*Section of GI Metabolic Surgery, Department of Surgery †Section of Laparoscopic and Bariatric Surgery, Weill Cornell Medical College New York-Presbyterian Hospital, New York, NY; and ‡Catholic University of Rome, Italy.
Ann Surg. 2014 Jan;259(1):117-22. doi: 10.1097/SLA.0b013e3182759656.
This study investigated the practical clinical consequences of offering surgery for metabolic disease and diabetes as opposed to weight loss.
The terms "metabolic" and "diabetes surgery" indicate a surgical approach whose primary intent is the control of metabolic alterations/hyperglycemia in contrast to "bariatric surgery," conceived as a mere weight-reduction therapy.
A "metabolic surgery" program distinct from the "bariatric surgery" program was recently established at a tertiary US academic medical center. The 2 programs differ in their stated goals but offer the same procedures and use identical eligibility criteria for patients with morbid obesity. Demographics, clinical characteristics, and 30-day postoperative morbidity and mortality were assessed from a prospective database of 200 consecutive patients who underwent surgery at these units.
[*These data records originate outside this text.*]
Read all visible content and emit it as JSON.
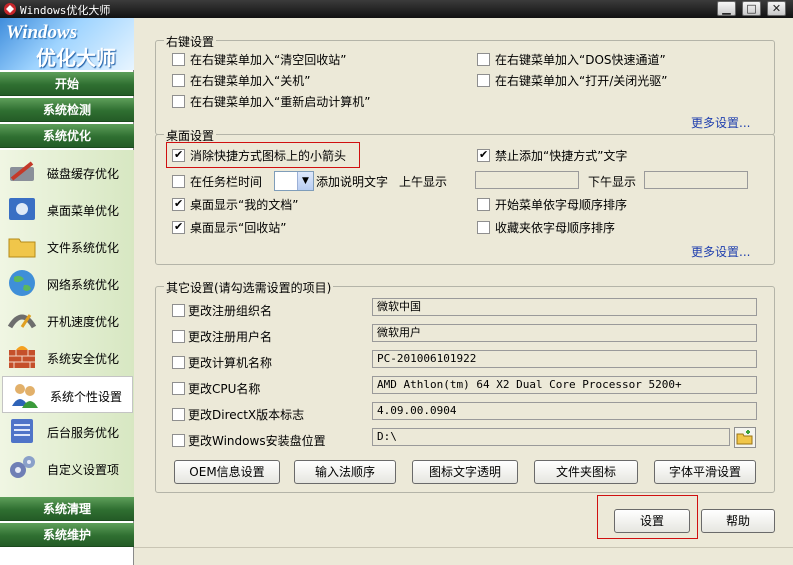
{
  "window": {
    "title": "Windows优化大师",
    "min": "▁",
    "max": "□",
    "close": "✕"
  },
  "sidebar": {
    "logo_line1": "Windows",
    "logo_line2": "优化大师",
    "sections_top": [
      "开始",
      "系统检测",
      "系统优化"
    ],
    "items": [
      {
        "label": "磁盘缓存优化",
        "icon": "disk-cache-icon"
      },
      {
        "label": "桌面菜单优化",
        "icon": "desktop-menu-icon"
      },
      {
        "label": "文件系统优化",
        "icon": "file-system-icon"
      },
      {
        "label": "网络系统优化",
        "icon": "network-globe-icon"
      },
      {
        "label": "开机速度优化",
        "icon": "boot-speed-icon"
      },
      {
        "label": "系统安全优化",
        "icon": "security-wall-icon"
      },
      {
        "label": "系统个性设置",
        "icon": "personalize-users-icon"
      },
      {
        "label": "后台服务优化",
        "icon": "background-service-icon"
      },
      {
        "label": "自定义设置项",
        "icon": "custom-gears-icon"
      }
    ],
    "selected_index": 6,
    "sections_bottom": [
      "系统清理",
      "系统维护"
    ]
  },
  "right_click": {
    "title": "右键设置",
    "opts": [
      "在右键菜单加入“清空回收站”",
      "在右键菜单加入“关机”",
      "在右键菜单加入“重新启动计算机”",
      "在右键菜单加入“DOS快速通道”",
      "在右键菜单加入“打开/关闭光驱”"
    ],
    "more": "更多设置..."
  },
  "desktop": {
    "title": "桌面设置",
    "remove_arrow": "消除快捷方式图标上的小箭头",
    "no_shortcut_text": "禁止添加“快捷方式”文字",
    "taskbar_time": "在任务栏时间",
    "add_desc": "添加说明文字",
    "am_label": "上午显示",
    "pm_label": "下午显示",
    "my_docs": "桌面显示“我的文档”",
    "recycle": "桌面显示“回收站”",
    "start_sort": "开始菜单依字母顺序排序",
    "fav_sort": "收藏夹依字母顺序排序",
    "more": "更多设置..."
  },
  "other": {
    "title": "其它设置(请勾选需设置的项目)",
    "rows": [
      {
        "label": "更改注册组织名",
        "value": "微软中国"
      },
      {
        "label": "更改注册用户名",
        "value": "微软用户"
      },
      {
        "label": "更改计算机名称",
        "value": "PC-201006101922"
      },
      {
        "label": "更改CPU名称",
        "value": "AMD Athlon(tm) 64 X2 Dual Core Processor 5200+"
      },
      {
        "label": "更改DirectX版本标志",
        "value": "4.09.00.0904"
      },
      {
        "label": "更改Windows安装盘位置",
        "value": "D:\\"
      }
    ],
    "buttons": [
      "OEM信息设置",
      "输入法顺序",
      "图标文字透明",
      "文件夹图标",
      "字体平滑设置"
    ]
  },
  "footer": {
    "set": "设置",
    "help": "帮助"
  }
}
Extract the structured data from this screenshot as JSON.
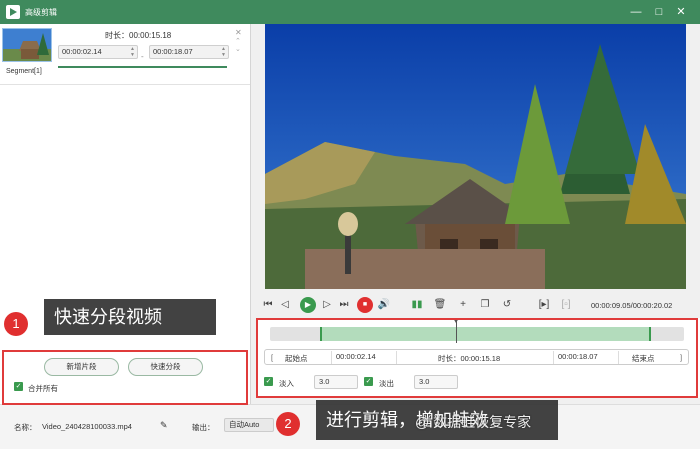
{
  "window": {
    "title": "高级剪辑"
  },
  "segment": {
    "label": "Segment[1]",
    "duration_label": "时长：00:00:15.18",
    "start": "00:00:02.14",
    "end": "00:00:18.07"
  },
  "buttons": {
    "new_segment": "新增片段",
    "quick_split": "快速分段"
  },
  "merge_all": {
    "label": "合并所有",
    "checked": true
  },
  "player": {
    "timecode": "00:00:09.05/00:00:20.02"
  },
  "range": {
    "start_label": "起始点",
    "start": "00:00:02.14",
    "duration": "时长：00:00:15.18",
    "end": "00:00:18.07",
    "end_label": "结束点"
  },
  "track": {
    "selection_start": 0.12,
    "selection_end": 0.92,
    "playhead": 0.45
  },
  "fade": {
    "in_label": "淡入",
    "in_value": "3.0",
    "out_label": "淡出",
    "out_value": "3.0"
  },
  "file": {
    "name_label": "名称：",
    "name": "Video_240428100033.mp4",
    "output_label": "输出：",
    "output_value": "自动Auto"
  },
  "annotations": [
    {
      "number": "1",
      "text": "快速分段视频"
    },
    {
      "number": "2",
      "text": "进行剪辑，增加特效"
    }
  ],
  "watermark": "@ 数据蛙恢复专家",
  "colors": {
    "accent": "#3f8a5d",
    "highlight": "#e03b3b"
  }
}
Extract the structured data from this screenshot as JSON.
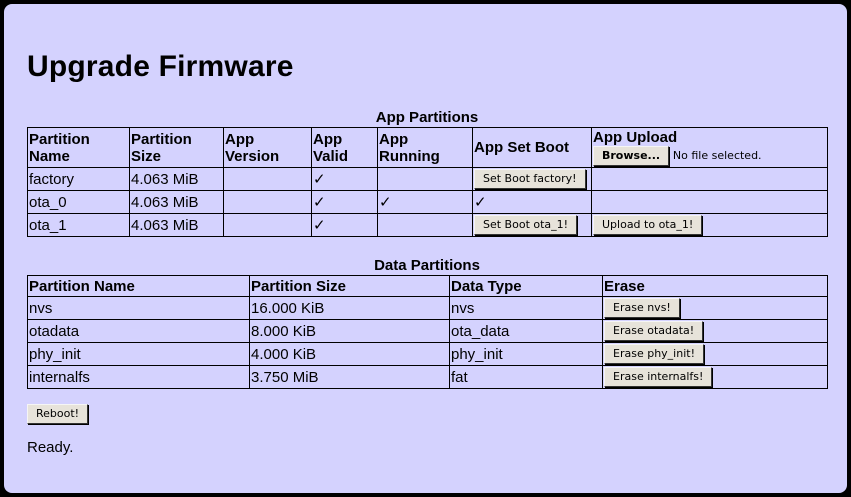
{
  "page": {
    "title": "Upgrade Firmware",
    "status": "Ready.",
    "reboot_label": "Reboot!"
  },
  "app_partitions": {
    "caption": "App Partitions",
    "headers": {
      "name": "Partition Name",
      "size": "Partition Size",
      "version": "App Version",
      "valid": "App Valid",
      "running": "App Running",
      "set_boot": "App Set Boot",
      "upload": "App Upload"
    },
    "browse_label": "Browse...",
    "no_file_text": "No file selected.",
    "check_glyph": "✓",
    "rows": [
      {
        "name": "factory",
        "size": "4.063 MiB",
        "version": "",
        "valid": "✓",
        "running": "",
        "set_boot_button": "Set Boot factory!",
        "set_boot_text": "",
        "upload_button": ""
      },
      {
        "name": "ota_0",
        "size": "4.063 MiB",
        "version": "",
        "valid": "✓",
        "running": "✓",
        "set_boot_button": "",
        "set_boot_text": "✓",
        "upload_button": ""
      },
      {
        "name": "ota_1",
        "size": "4.063 MiB",
        "version": "",
        "valid": "✓",
        "running": "",
        "set_boot_button": "Set Boot ota_1!",
        "set_boot_text": "",
        "upload_button": "Upload to ota_1!"
      }
    ]
  },
  "data_partitions": {
    "caption": "Data Partitions",
    "headers": {
      "name": "Partition Name",
      "size": "Partition Size",
      "type": "Data Type",
      "erase": "Erase"
    },
    "rows": [
      {
        "name": "nvs",
        "size": "16.000 KiB",
        "type": "nvs",
        "erase_button": "Erase nvs!"
      },
      {
        "name": "otadata",
        "size": "8.000 KiB",
        "type": "ota_data",
        "erase_button": "Erase otadata!"
      },
      {
        "name": "phy_init",
        "size": "4.000 KiB",
        "type": "phy_init",
        "erase_button": "Erase phy_init!"
      },
      {
        "name": "internalfs",
        "size": "3.750 MiB",
        "type": "fat",
        "erase_button": "Erase internalfs!"
      }
    ]
  },
  "colors": {
    "panel_background": "#d4d2fe",
    "frame": "#000000",
    "button_face": "#e7e3da"
  }
}
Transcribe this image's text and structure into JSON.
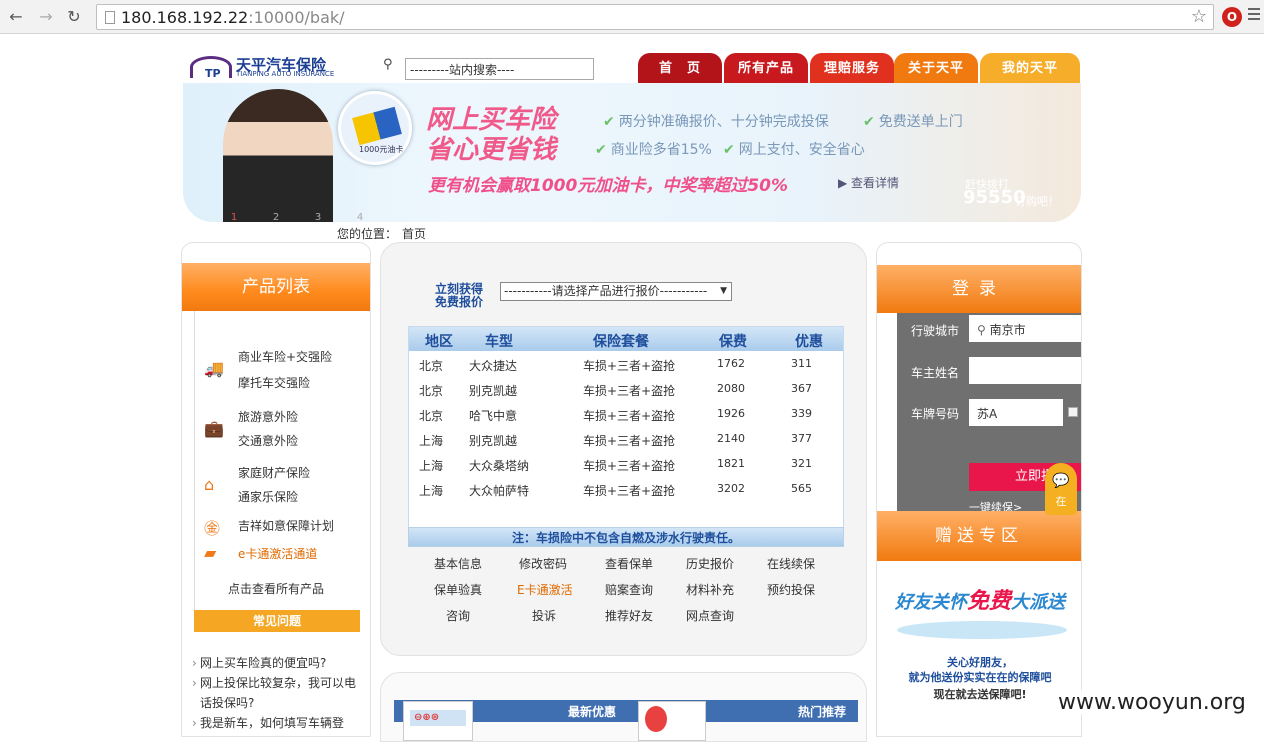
{
  "browser": {
    "url_host": "180.168.192.22",
    "url_rest": ":10000/bak/"
  },
  "logo": {
    "cn": "天平汽车保险",
    "en": "TIANPING AUTO INSURANCE",
    "mark": "TP"
  },
  "search": {
    "value": "---------站内搜索----"
  },
  "nav": {
    "tabs": [
      {
        "label": "首　页",
        "color": "#b3141a"
      },
      {
        "label": "所有产品",
        "color": "#c81a1e"
      },
      {
        "label": "理赔服务",
        "color": "#e0301e"
      },
      {
        "label": "关于天平",
        "color": "#f07a10"
      },
      {
        "label": "我的天平",
        "color": "#f6ad2a"
      }
    ]
  },
  "banner": {
    "headline1": "网上买车险",
    "headline2": "省心更省钱",
    "features": [
      "两分钟准确报价",
      "十分钟完成投保",
      "免费送单上门",
      "商业险多省15%",
      "网上支付",
      "安全省心"
    ],
    "card_text": "1000元油卡",
    "promo": "更有机会赢取1000元加油卡，中奖率超过50%",
    "detail": "查看详情",
    "hotline_label": "赶快拨打",
    "hotline": "95550",
    "hotline_suffix": "订购吧！",
    "pager": [
      "1",
      "2",
      "3",
      "4"
    ]
  },
  "breadcrumb": {
    "label": "您的位置：",
    "value": "首页"
  },
  "left": {
    "title": "产品列表",
    "items": [
      "商业车险+交强险",
      "摩托车交强险",
      "旅游意外险",
      "交通意外险",
      "家庭财产保险",
      "通家乐保险",
      "吉祥如意保障计划",
      "e卡通激活通道",
      "点击查看所有产品"
    ],
    "faq_title": "常见问题",
    "faq": [
      "网上买车险真的便宜吗?",
      "网上投保比较复杂，我可以电话投保吗?",
      "我是新车，如何填写车辆登"
    ]
  },
  "quote": {
    "label1": "立刻获得",
    "label2": "免费报价",
    "select": "-----------请选择产品进行报价-----------",
    "headers": [
      "地区",
      "车型",
      "保险套餐",
      "保费",
      "优惠"
    ],
    "rows": [
      [
        "北京",
        "大众捷达",
        "车损+三者+盗抢",
        "1762",
        "311"
      ],
      [
        "北京",
        "别克凯越",
        "车损+三者+盗抢",
        "2080",
        "367"
      ],
      [
        "北京",
        "哈飞中意",
        "车损+三者+盗抢",
        "1926",
        "339"
      ],
      [
        "上海",
        "别克凯越",
        "车损+三者+盗抢",
        "2140",
        "377"
      ],
      [
        "上海",
        "大众桑塔纳",
        "车损+三者+盗抢",
        "1821",
        "321"
      ],
      [
        "上海",
        "大众帕萨特",
        "车损+三者+盗抢",
        "3202",
        "565"
      ]
    ],
    "note": "注：车损险中不包含自燃及涉水行驶责任。"
  },
  "links": [
    [
      "基本信息",
      "修改密码",
      "查看保单",
      "历史报价",
      "在线续保"
    ],
    [
      "保单验真",
      "E卡通激活",
      "赔案查询",
      "材料补充",
      "预约投保"
    ],
    [
      "咨询",
      "投诉",
      "推荐好友",
      "网点查询"
    ]
  ],
  "bottom": {
    "tab1": "最新优惠",
    "tab2": "热门推荐"
  },
  "login": {
    "title": "登录",
    "city_label": "行驶城市",
    "city_value": "南京市",
    "owner_label": "车主姓名",
    "owner_value": "",
    "plate_label": "车牌号码",
    "plate_value": "苏A",
    "button": "立即报价",
    "renew": "一键续保>",
    "chat": "在"
  },
  "gift": {
    "title": "赠送专区",
    "slogan_a": "好友关怀",
    "slogan_b": "免费",
    "slogan_c": "大派送",
    "line1": "关心好朋友，",
    "line2": "就为他送份实实在在的保障吧",
    "line3": "现在就去送保障吧!"
  },
  "watermark": "www.wooyun.org"
}
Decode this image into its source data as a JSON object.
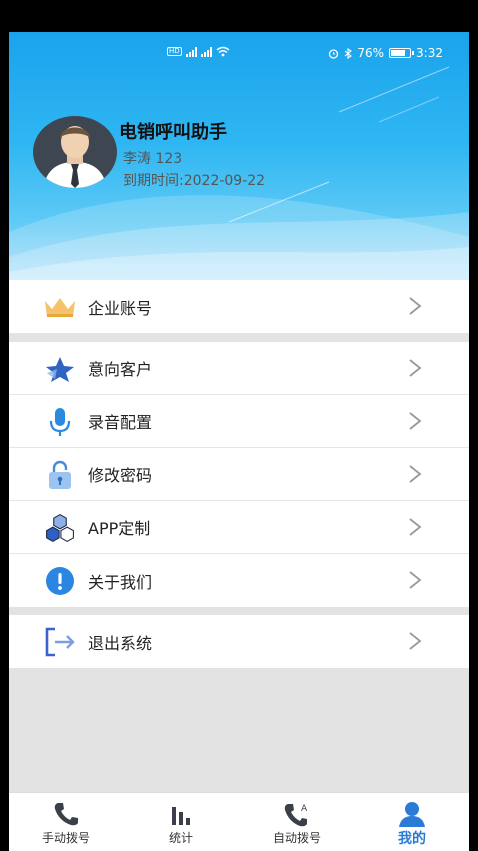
{
  "status_bar": {
    "battery": "76%",
    "time": "3:32"
  },
  "header": {
    "app_title": "电销呼叫助手",
    "user": "李涛  123",
    "expire": "到期时间:2022-09-22"
  },
  "menu": {
    "group1": [
      {
        "label": "企业账号",
        "icon": "crown-icon"
      }
    ],
    "group2": [
      {
        "label": "意向客户",
        "icon": "star-icon"
      },
      {
        "label": "录音配置",
        "icon": "microphone-icon"
      },
      {
        "label": "修改密码",
        "icon": "lock-icon"
      },
      {
        "label": "APP定制",
        "icon": "hexagon-cluster-icon"
      },
      {
        "label": "关于我们",
        "icon": "info-icon"
      }
    ],
    "group3": [
      {
        "label": "退出系统",
        "icon": "logout-icon"
      }
    ]
  },
  "tabs": [
    {
      "label": "手动拨号",
      "icon": "phone-icon"
    },
    {
      "label": "统计",
      "icon": "bar-chart-icon"
    },
    {
      "label": "自动拨号",
      "icon": "auto-dial-icon"
    },
    {
      "label": "我的",
      "icon": "user-icon",
      "active": true
    }
  ],
  "colors": {
    "accent": "#2a7bd6",
    "header_blue": "#1aa3ec",
    "background": "#e3e3e3"
  }
}
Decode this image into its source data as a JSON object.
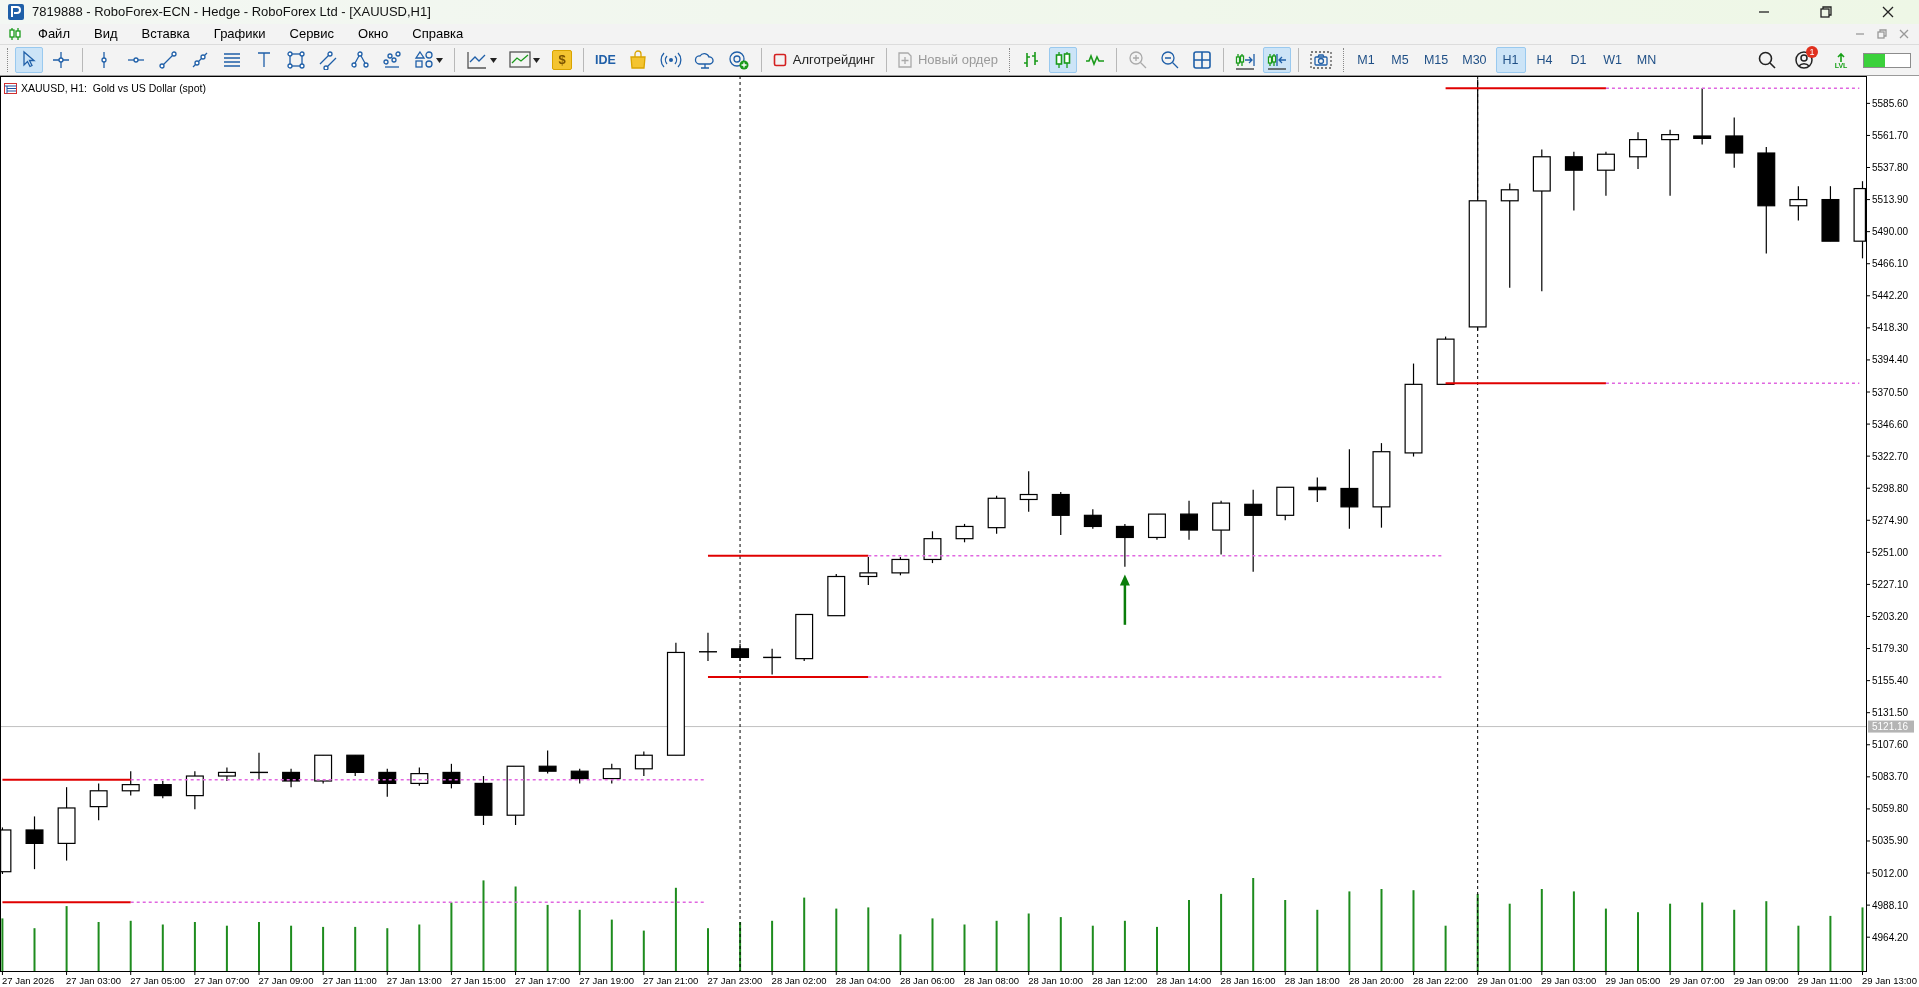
{
  "window": {
    "title": "7819888 - RoboForex-ECN - Hedge - RoboForex Ltd - [XAUUSD,H1]"
  },
  "menu": [
    "Файл",
    "Вид",
    "Вставка",
    "Графики",
    "Сервис",
    "Окно",
    "Справка"
  ],
  "toolbar": {
    "drawing_tools": [
      {
        "selected": true
      },
      {
        "selected": false
      },
      {
        "selected": false
      },
      {
        "selected": false
      },
      {
        "selected": false
      },
      {
        "selected": false
      },
      {
        "selected": false
      },
      {
        "selected": false
      },
      {
        "selected": false
      },
      {
        "selected": false
      },
      {
        "selected": false
      },
      {
        "selected": false
      },
      {
        "selected": false
      }
    ],
    "market_button": {
      "label": "$"
    },
    "ide_button": {
      "label": "IDE"
    },
    "algo_trading": {
      "label": "Алготрейдинг",
      "on": false
    },
    "new_order": {
      "label": "Новый ордер",
      "disabled": true
    },
    "chart_types": [
      {
        "selected": false
      },
      {
        "selected": true
      },
      {
        "selected": false
      }
    ],
    "scroll_tools": [
      {
        "selected": false
      },
      {
        "selected": true
      }
    ],
    "timeframes": [
      {
        "label": "M1",
        "selected": false
      },
      {
        "label": "M5",
        "selected": false
      },
      {
        "label": "M15",
        "selected": false
      },
      {
        "label": "M30",
        "selected": false
      },
      {
        "label": "H1",
        "selected": true
      },
      {
        "label": "H4",
        "selected": false
      },
      {
        "label": "D1",
        "selected": false
      },
      {
        "label": "W1",
        "selected": false
      },
      {
        "label": "MN",
        "selected": false
      }
    ],
    "notifications_badge": "1",
    "lvl_label": "LVL",
    "meter": {
      "level": 0.45
    }
  },
  "chart": {
    "title": "XAUUSD, H1:  Gold vs US Dollar (spot)",
    "price_labels": [
      "5585.60",
      "5561.70",
      "5537.80",
      "5513.90",
      "5490.00",
      "5466.10",
      "5442.20",
      "5418.30",
      "5394.40",
      "5370.50",
      "5346.60",
      "5322.70",
      "5298.80",
      "5274.90",
      "5251.00",
      "5227.10",
      "5203.20",
      "5179.30",
      "5155.40",
      "5131.50",
      "5107.60",
      "5083.70",
      "5059.80",
      "5035.90",
      "5012.00",
      "4988.10",
      "4964.20"
    ],
    "bid_label": "5121.16",
    "time_labels": [
      "27 Jan 2026",
      "27 Jan 03:00",
      "27 Jan 05:00",
      "27 Jan 07:00",
      "27 Jan 09:00",
      "27 Jan 11:00",
      "27 Jan 13:00",
      "27 Jan 15:00",
      "27 Jan 17:00",
      "27 Jan 19:00",
      "27 Jan 21:00",
      "27 Jan 23:00",
      "28 Jan 02:00",
      "28 Jan 04:00",
      "28 Jan 06:00",
      "28 Jan 08:00",
      "28 Jan 10:00",
      "28 Jan 12:00",
      "28 Jan 14:00",
      "28 Jan 16:00",
      "28 Jan 18:00",
      "28 Jan 20:00",
      "28 Jan 22:00",
      "29 Jan 01:00",
      "29 Jan 03:00",
      "29 Jan 05:00",
      "29 Jan 07:00",
      "29 Jan 09:00",
      "29 Jan 11:00",
      "29 Jan 13:00"
    ]
  }
}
Metabolic surgery patients were older (45.8±13.4 v 41.8±11.7, P<0.05), had a lower body mass index (42.4±7.1 vs 48.6±9.5 kg/m; P<0.01), and a higher prevalence of being of the male sex (42% vs 26%, P<0.05), having diabetes (62% vs 35%; P<0.01), hypertension (68% vs 52%; P<0.05), dyslipidemia (48% vs 31%; P<0.05), and cardiovascular disease (14% vs 5%; P<0.05). Diabetes was more severe among metabolic surgery patients (higher glycated hemoglobin levels; greater percentage of insulin use). There was no mortality, and there were no differences in perioperative complications.
Offering surgery to treat metabolic disease or diabetes rather than as a mere weight-reduction therapy changes demographical and clinical characteristics of surgical candidates. This has important and practical ramifications for clinical care and support consideration of metabolic/diabetes surgery as a novel practice distinct from traditional bariatric surgery.
本研究旨在探讨代谢病和糖尿病手术(与减重手术相对)与单纯减肥手术相比的实际临床后果。
“代谢”和“糖尿病手术”这两个术语表明,一种手术方法的主要目的是控制代谢改变/高血糖,而“减重手术”则被认为是一种单纯的减肥治疗方法。
最近,一家美国三级学术医疗中心建立了一个与“减重手术”项目不同的“代谢手术”项目。这两个项目在目标上有所不同,但为病态肥胖患者提供相同的手术,并使用相同的资格标准。从这两个单位 200 例连续手术患者的前瞻性数据库中评估了人口统计学、临床特征以及 30 天术后发病率和死亡率。
代谢手术组患者年龄更大(45.8±13.4 岁比 41.8±11.7 岁,P<0.05),体重指数更低(42.4±7.1 千克/平方米比 48.6±9.5 千克/平方米,P<0.01),男性比例更高(42%比 26%,P<0.05),糖尿病患病率更高(62%比 35%,P<0.01),高血压患病率更高(68%比 52%,P<0.05),血脂异常患病率更高(48%比 31%,P<0.05),心血管疾病患病率更高(14%比 5%,P<0.05)。代谢手术组患者的糖尿病更严重(糖化血红蛋白水平更高,胰岛素使用率更高)。无死亡病例,围手术期并发症无差异。
提供治疗代谢病或糖尿病的手术,而不是单纯的减肥治疗,会改变手术候选人的人口统计学和临床特征。这对临床护理具有重要的实际意义,并支持将代谢/糖尿病手术视为一种与传统减重手术不同的新型实践。